Sale of property held in co, cc or trust must still be in writing

Advice from a property MD: If you are selling a property which is held in a Company, a CC or a Trust it is still essential to record the deal in writing

When property sales agreements are arrived at involving individual owners, the Alienation of Land Act makes it mandatory that these are put in writing - but when a company, close corporation or trust sells the property the deal takes the form of a transfer of members’ interests, or an agreement to change the beneficiary of the trust and, strange through it may seem, these can be verbal contracts.

A significant proportion of property (including many residential properties) in South Africa today are still held by companies, close corporations and trusts and are sold via verbal contracts, says Tony Clarke, MD of Rawson Properties, - but, he warns, this has led to serious difficulties for those involved.

In the absence of written proof, says Clarke such agreements are likely to be fraught with risk.

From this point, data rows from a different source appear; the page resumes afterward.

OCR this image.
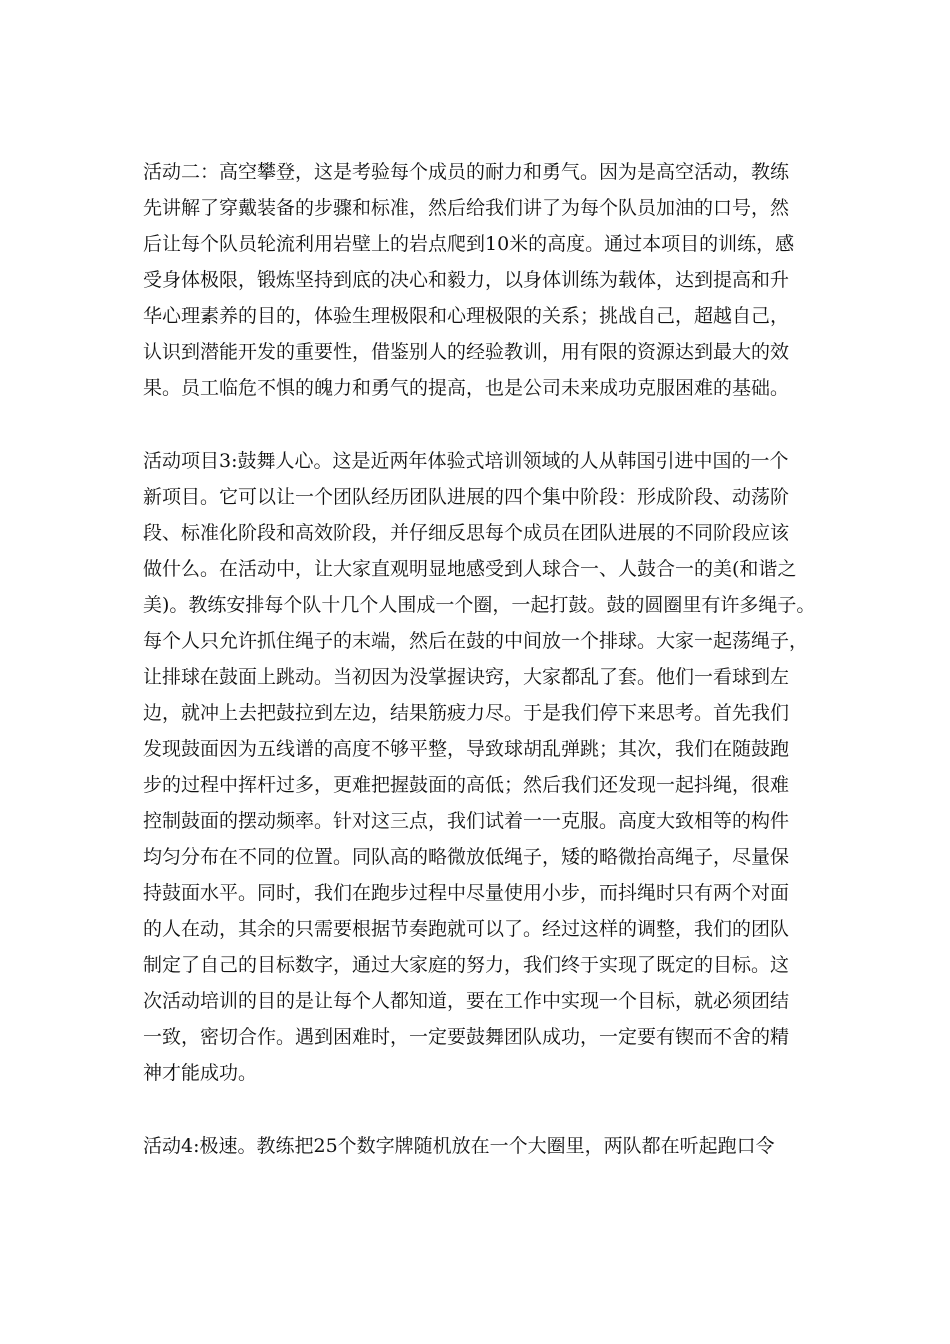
活动二：高空攀登，这是考验每个成员的耐力和勇气。因为是高空活动，教练
先讲解了穿戴装备的步骤和标准，然后给我们讲了为每个队员加油的口号，然
后让每个队员轮流利用岩壁上的岩点爬到10米的高度。通过本项目的训练，感
受身体极限，锻炼坚持到底的决心和毅力，以身体训练为载体，达到提高和升
华心理素养的目的，体验生理极限和心理极限的关系；挑战自己，超越自己，
认识到潜能开发的重要性，借鉴别人的经验教训，用有限的资源达到最大的效
果。员工临危不惧的魄力和勇气的提高，也是公司未来成功克服困难的基础。

活动项目3:鼓舞人心。这是近两年体验式培训领域的人从韩国引进中国的一个
新项目。它可以让一个团队经历团队进展的四个集中阶段：形成阶段、动荡阶
段、标准化阶段和高效阶段，并仔细反思每个成员在团队进展的不同阶段应该
做什么。在活动中，让大家直观明显地感受到人球合一、人鼓合一的美(和谐之
美)。教练安排每个队十几个人围成一个圈，一起打鼓。鼓的圆圈里有许多绳子。
每个人只允许抓住绳子的末端，然后在鼓的中间放一个排球。大家一起荡绳子，
让排球在鼓面上跳动。当初因为没掌握诀窍，大家都乱了套。他们一看球到左
边，就冲上去把鼓拉到左边，结果筋疲力尽。于是我们停下来思考。首先我们
发现鼓面因为五线谱的高度不够平整，导致球胡乱弹跳；其次，我们在随鼓跑
步的过程中挥杆过多，更难把握鼓面的高低；然后我们还发现一起抖绳，很难
控制鼓面的摆动频率。针对这三点，我们试着一一克服。高度大致相等的构件
均匀分布在不同的位置。同队高的略微放低绳子，矮的略微抬高绳子，尽量保
持鼓面水平。同时，我们在跑步过程中尽量使用小步，而抖绳时只有两个对面
的人在动，其余的只需要根据节奏跑就可以了。经过这样的调整，我们的团队
制定了自己的目标数字，通过大家庭的努力，我们终于实现了既定的目标。这
次活动培训的目的是让每个人都知道，要在工作中实现一个目标，就必须团结
一致，密切合作。遇到困难时，一定要鼓舞团队成功，一定要有锲而不舍的精
神才能成功。

活动4:极速。教练把25个数字牌随机放在一个大圈里，两队都在听起跑口令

“Differing interpretations all too often lead to complicated and expensive litigation processes.

"It is therefore essential, whatever form your agreement takes, that the deal is recorded in writing and that, as is legally required when individually owned property is sold, the property and the parties are clearly identified and that the prices agreed to and any special conditions, e.g. delays on transfer, are recorded. It is also absolutely essential that the agreement be signed by all parties with witnesses,” said Clarke.